Nasim Ahmed/ Middle East Monitor
It was a good idea that didn’t catch on in 2007. Now we’re running out of time.
Back in 2007, I wrote a column calling for a “Green New Deal,” and I later expanded on the idea in a book, “Hot, Flat and Crowded.” Barack Obama picked up the theme and made a Green New Deal part of his 2008 platform, but the idea just never took off. So I’m excited that the new Democratic Congresswoman Alexandria Ocasio-Cortez and others have put forward their own takes on a Green New Deal, and it’s now getting some real attention.
There is no agreed-upon policy road map for a Green New Deal. But as one of the leading climate bloggers, Joe Romm, recently pointed out, “Since the midterms, dozens of U.S. representatives and at least four Democratic senators have pledged support to create a Select Committee to create legislation for a Green New Deal. The goal is a ‘detailed national, industrial, economic mobilization plan’ to rapidly transition the country away from fossil fuels and toward clean energy, such as a solar, wind, and electric cars.”

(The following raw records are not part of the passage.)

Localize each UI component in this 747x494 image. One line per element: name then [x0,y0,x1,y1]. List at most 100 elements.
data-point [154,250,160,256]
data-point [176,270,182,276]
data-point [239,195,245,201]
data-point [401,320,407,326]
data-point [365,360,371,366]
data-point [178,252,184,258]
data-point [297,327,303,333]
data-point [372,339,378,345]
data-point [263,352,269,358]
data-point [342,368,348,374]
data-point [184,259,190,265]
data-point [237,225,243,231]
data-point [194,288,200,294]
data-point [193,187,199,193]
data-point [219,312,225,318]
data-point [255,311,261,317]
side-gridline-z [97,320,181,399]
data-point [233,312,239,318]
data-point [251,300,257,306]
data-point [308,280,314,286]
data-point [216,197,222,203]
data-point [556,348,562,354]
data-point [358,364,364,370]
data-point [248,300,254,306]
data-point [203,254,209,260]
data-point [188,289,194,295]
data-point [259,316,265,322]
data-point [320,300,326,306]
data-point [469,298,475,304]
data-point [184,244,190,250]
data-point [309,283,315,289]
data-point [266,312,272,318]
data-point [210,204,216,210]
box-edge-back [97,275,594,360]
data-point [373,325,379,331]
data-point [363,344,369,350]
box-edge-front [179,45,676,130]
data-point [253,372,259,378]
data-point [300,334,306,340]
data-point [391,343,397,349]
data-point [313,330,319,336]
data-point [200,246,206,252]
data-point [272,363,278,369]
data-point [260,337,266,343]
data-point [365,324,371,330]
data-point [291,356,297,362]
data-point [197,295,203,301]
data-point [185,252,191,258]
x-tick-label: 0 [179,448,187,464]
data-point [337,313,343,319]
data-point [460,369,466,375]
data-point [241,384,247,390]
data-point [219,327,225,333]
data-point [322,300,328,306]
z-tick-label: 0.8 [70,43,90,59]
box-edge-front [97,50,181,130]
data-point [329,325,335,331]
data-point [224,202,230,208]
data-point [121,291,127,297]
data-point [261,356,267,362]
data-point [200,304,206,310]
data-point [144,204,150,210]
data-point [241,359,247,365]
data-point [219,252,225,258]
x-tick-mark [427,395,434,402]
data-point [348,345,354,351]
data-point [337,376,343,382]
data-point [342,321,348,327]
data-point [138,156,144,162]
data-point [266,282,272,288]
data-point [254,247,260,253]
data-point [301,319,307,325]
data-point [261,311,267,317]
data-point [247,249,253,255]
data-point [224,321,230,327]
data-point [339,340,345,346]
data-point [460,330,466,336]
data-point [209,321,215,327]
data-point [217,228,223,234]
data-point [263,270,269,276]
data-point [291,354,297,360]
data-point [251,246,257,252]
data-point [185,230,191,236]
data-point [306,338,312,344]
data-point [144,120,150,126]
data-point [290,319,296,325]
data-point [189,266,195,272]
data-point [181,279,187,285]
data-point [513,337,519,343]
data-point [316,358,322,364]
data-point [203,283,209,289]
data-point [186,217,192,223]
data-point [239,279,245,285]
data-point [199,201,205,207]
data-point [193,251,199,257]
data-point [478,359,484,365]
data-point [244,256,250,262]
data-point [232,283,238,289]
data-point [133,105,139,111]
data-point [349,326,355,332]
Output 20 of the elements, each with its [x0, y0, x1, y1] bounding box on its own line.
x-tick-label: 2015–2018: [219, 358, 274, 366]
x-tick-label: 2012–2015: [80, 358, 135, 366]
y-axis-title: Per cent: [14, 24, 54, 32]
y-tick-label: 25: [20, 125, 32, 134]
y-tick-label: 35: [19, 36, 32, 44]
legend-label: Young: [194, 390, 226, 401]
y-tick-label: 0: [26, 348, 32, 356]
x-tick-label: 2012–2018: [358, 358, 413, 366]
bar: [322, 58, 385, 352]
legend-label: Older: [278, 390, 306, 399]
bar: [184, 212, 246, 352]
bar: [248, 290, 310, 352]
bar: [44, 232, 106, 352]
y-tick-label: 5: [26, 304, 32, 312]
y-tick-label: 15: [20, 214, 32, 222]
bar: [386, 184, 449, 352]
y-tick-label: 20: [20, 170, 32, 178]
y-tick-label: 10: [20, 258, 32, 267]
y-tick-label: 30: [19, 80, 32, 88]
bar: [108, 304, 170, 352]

The Green New Deal that Ocasio-Cortez has laid out aspires to power the U.S. economy with 100 percent renewable energy within 12 years and calls for “a job guarantee program to assure a living wage job to every person who wants one,” “basic income programs” and “universal health care,” financed, at least in part, by higher taxes on the wealthy. Critics argue that this is technically unfeasible and that combining it with democratic socialist proposals will drive off conservatives needed to pass it.
Myself, I like the urgency and energy she and groups like the Sunrise Movement are bringing to this task. So for now I say: Let a hundred Green New Deal ideas bloom! Let’s see what sticks and what falls by the wayside.
My own definition of a Green New Deal, which has evolved since 2007 as the technology has gotten better and the climate problem has gotten worse, remains focused on how a green revolution in America can drive innovation, spur new industries and enhance our security. Originally I also thought it could help us get our groove back after the 2007-8 recession. Success required changes in attitude, scale and innovation.

Clean energy is a problem of scale. If you don’t have scale, you have a hobby. I like hobbies. I used to build model airplanes. But you can’t mitigate climate change as a hobby. The reason I called for a Green New Deal was first and foremost to convey that this undertaking required a massive, urgent response commensurate with the scale and time frame posed by accelerating disruptive climate.
For too long “green” was viewed as a synonym for a project that was boutique, uneconomical, liberal, sissy and vaguely French. I wanted to recast green as geostrategic, capitalistic, economical, innovative and patriotic. My motto was, “Green is the new red, white and blue.” I did not believe in being a “nice” green. I believed in being a mean green. I believed greens should be as brassy, bold, big sky and in-your-face as any oil and gas executive.
I liked the way environmental writer David Roberts put it in 2008: “Like so much of the American left, the environmental movement has become acclimated to the notion that it is operating outside the mainstream, knocking sheepishly on the door. Its rallying cry might as well be, ‘If it’s not too much trouble. …’” Forget that, Roberts argued, it is time for the green movement to think big and make big demands — something oil and gas executives do every day.
To achieve scale, though, my view was that a Green New Deal had to be embraced by more than liberals. You had to reach conservatives and even climate deniers. My way of doing that was to focus on something we can all agree on: math. There are about 7.6 billion people on the planet today and, according to the United Nations, there will be 8.6 billion in 2030. A billion more people driving, flying, eating protein, building homes and drinking water in just over a decade.
If they all adopt the per-capita consumption habits of today’s Americans, we’re going to burn up, heat up, eat up, plow up, choke up and smoke up the planet, whether the climate changes or not. That means that clean power, clean cars, clean manufacturing, clean water and energy efficiency have to be the next great global industries — otherwise, we humans are going to be a bad biological experiment, whether the climate changes or not.
Who believes that America can remain a great country and not lead the next great global industry? Not me. A Green New Deal, in other words, is a strategy for American national security, national resilience, natural security and economic leadership in the 21st century. Surely some conservatives can support that.